Secondly, unlike in 2014, when it was largely the mainstream centre-right and centre-left political groups which participated in the discussions about EU top jobs, this time, both the Liberals and the Greens rightfully insist on a fairer distribution of EU top positions based on the election results. In 2014, Martin Schulz expressed support for Jean-Claude Juncker - his contender for the European Commission presidency - the night the results were released. In 2019, one could only dream about such consensus. The reality is that two days after the European election the EPP, Socialists and ALDE appointed “six coordinators” to direct discussions on the distribution of the EU top jobs. The creation of a new coordination mechanism shows that the negotiation process promises to be uneasy, protracted and will require mutual compromises.

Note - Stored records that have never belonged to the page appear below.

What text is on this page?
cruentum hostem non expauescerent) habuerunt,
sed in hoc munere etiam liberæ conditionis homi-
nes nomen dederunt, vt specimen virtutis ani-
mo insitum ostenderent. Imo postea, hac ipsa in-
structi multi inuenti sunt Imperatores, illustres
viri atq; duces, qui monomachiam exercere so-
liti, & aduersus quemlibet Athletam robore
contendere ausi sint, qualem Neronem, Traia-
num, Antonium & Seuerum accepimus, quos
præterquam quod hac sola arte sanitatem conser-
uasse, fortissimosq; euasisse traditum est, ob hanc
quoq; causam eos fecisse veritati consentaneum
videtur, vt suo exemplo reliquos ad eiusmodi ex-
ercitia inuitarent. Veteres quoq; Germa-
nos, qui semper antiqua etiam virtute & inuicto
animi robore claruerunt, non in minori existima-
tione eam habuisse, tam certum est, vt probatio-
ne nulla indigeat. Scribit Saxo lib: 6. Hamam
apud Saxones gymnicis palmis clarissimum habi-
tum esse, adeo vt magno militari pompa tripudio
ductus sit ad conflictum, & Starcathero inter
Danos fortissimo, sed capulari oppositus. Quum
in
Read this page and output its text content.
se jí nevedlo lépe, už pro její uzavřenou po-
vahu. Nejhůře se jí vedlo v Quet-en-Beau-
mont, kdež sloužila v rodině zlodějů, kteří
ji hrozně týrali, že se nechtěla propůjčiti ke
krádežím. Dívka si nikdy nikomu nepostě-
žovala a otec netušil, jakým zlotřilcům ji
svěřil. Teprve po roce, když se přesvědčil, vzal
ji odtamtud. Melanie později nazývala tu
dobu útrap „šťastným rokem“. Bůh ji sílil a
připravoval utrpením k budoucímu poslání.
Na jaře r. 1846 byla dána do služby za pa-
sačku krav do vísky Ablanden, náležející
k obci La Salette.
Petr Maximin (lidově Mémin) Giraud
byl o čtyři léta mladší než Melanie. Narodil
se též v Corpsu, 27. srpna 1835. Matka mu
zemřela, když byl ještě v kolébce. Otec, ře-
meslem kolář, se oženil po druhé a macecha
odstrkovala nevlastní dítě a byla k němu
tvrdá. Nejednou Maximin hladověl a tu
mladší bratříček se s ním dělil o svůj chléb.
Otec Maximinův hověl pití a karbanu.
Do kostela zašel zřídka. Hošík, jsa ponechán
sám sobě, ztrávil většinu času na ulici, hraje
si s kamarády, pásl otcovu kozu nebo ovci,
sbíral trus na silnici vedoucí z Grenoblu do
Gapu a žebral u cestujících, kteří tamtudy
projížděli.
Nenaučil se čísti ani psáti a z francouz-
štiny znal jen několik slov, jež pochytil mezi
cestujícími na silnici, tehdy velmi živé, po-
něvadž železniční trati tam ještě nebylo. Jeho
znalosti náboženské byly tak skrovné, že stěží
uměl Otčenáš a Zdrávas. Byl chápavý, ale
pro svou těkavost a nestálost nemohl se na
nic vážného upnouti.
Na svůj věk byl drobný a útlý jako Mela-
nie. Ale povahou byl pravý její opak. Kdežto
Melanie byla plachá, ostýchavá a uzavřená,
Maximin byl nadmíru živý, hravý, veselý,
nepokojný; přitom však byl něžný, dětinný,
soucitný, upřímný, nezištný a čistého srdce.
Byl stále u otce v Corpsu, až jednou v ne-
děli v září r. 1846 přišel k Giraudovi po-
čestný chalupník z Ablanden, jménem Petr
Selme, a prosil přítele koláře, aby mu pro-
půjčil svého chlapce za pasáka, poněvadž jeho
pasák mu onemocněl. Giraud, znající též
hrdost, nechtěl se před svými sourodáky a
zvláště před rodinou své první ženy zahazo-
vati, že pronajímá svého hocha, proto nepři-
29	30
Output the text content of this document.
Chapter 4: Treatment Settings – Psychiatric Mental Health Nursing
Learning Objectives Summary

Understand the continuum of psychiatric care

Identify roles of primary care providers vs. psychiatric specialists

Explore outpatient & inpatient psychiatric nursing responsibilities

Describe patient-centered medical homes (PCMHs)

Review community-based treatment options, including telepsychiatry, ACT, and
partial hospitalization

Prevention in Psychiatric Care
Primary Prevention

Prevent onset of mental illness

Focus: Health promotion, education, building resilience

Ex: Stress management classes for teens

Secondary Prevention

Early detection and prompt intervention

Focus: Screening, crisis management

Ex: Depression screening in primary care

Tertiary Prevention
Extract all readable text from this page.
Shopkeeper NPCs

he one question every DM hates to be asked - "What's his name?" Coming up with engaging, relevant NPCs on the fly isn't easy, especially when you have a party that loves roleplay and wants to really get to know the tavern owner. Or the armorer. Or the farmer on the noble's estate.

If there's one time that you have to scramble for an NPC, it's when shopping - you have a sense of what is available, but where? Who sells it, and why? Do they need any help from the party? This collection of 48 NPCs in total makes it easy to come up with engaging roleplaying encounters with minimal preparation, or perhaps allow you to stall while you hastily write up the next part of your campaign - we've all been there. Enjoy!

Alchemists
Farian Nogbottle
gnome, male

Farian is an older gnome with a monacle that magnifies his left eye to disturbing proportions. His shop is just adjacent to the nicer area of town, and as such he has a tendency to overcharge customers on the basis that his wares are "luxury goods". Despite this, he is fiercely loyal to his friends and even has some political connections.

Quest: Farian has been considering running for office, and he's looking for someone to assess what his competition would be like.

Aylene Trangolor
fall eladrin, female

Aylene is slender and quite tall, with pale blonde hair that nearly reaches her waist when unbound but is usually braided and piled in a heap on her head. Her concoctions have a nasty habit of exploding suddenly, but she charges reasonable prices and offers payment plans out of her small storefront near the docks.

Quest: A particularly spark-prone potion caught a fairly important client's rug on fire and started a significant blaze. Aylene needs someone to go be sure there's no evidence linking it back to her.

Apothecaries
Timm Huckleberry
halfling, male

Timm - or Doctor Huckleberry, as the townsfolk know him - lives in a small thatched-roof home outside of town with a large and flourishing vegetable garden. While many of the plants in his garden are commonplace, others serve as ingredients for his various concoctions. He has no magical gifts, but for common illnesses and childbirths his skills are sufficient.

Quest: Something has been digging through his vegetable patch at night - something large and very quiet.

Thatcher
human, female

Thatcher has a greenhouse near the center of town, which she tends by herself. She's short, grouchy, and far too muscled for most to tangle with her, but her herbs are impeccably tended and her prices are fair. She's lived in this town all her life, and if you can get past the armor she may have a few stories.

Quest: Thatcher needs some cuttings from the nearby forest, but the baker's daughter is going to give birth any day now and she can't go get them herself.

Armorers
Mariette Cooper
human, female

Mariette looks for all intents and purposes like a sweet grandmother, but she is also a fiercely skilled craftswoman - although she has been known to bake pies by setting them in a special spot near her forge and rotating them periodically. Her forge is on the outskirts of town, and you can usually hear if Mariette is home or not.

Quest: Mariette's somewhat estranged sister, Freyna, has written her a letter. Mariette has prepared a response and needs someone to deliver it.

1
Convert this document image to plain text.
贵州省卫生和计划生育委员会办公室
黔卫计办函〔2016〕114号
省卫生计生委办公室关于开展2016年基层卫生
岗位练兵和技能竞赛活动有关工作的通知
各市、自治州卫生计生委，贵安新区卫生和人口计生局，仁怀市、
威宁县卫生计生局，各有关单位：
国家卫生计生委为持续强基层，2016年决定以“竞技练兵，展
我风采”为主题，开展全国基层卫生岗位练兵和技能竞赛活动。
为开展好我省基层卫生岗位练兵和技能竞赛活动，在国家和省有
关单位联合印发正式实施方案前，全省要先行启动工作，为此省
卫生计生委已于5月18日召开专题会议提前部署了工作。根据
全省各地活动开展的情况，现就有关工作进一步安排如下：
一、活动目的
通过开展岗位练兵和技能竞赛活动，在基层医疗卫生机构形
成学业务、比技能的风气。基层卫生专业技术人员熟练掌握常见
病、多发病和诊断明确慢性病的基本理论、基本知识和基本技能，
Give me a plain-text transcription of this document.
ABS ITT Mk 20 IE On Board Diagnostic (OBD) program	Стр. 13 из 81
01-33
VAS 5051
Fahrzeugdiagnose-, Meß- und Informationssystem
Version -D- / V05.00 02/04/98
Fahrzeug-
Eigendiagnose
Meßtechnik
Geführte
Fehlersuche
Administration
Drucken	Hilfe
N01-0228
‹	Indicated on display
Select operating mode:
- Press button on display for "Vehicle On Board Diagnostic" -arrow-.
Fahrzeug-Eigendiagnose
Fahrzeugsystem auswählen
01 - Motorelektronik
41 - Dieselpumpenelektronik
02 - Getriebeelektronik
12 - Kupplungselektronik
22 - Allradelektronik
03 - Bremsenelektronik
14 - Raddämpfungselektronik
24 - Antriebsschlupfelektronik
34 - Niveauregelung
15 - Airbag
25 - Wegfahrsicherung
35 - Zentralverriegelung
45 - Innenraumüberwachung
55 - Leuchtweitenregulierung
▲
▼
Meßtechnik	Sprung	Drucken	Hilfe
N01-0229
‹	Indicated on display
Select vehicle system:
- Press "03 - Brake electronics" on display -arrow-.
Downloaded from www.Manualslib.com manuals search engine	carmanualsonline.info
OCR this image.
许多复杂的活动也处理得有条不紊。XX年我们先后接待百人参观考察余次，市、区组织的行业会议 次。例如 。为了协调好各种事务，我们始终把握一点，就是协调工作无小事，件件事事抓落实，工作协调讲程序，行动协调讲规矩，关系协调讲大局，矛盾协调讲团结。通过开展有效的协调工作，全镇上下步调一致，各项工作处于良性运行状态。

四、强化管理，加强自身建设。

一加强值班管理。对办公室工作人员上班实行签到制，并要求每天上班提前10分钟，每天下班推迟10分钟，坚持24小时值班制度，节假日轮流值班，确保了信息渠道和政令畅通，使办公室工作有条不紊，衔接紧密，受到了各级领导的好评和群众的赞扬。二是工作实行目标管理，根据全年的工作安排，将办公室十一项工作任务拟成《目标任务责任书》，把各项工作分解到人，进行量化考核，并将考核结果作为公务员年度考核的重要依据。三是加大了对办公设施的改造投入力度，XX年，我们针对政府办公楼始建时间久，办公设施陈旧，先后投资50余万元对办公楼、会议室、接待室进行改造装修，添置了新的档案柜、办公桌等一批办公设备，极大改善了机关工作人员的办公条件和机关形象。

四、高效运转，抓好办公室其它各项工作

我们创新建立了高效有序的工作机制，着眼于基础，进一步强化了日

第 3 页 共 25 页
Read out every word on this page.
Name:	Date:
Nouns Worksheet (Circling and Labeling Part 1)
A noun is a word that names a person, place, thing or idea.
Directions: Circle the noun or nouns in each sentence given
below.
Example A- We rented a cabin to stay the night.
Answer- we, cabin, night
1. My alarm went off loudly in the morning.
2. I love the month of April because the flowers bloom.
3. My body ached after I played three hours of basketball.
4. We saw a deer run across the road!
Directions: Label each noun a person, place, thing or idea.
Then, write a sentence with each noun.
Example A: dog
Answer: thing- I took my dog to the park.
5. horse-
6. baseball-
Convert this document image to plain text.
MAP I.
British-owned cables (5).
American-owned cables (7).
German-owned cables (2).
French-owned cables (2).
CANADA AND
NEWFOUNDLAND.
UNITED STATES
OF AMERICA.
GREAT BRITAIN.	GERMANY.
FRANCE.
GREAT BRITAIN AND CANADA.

The same is likely to be true for decision-making process during the new legislative period in general.
Most importantly, by shifting their support from the broad-based centre-right and centre-left parties to issue-specific Greens and Liberals, European citizens clearly demonstrated that they need political forces which would propose concrete solutions to the most burning issues, including migration, social, economic and gender equality and, crucially, climate change. The paradox is that European citizens both empowered pro-European forces to propose their vision of the solutions to these issues and complicated their implementation by making the pro-European coalition more fragmented. To stand in the next “referendum on Europe” in 5 years, pro-European forces, especially those in the European Parliament, will have to learn to deal with this paradox.
 These include the European Conservatives and Reformists Group, the Europe of Nations and Freedom Group and the Europe of Freedom and Direct Democracy Group.
 In the framework of the ordinary legislative procedure, the European Parliament votes either by simple majority, or by absolute majority (the majority of all MEP’s, regardless of whether they are present or not) on the most important issues. On budgetary matters, the European Parliament votes by qualified majority.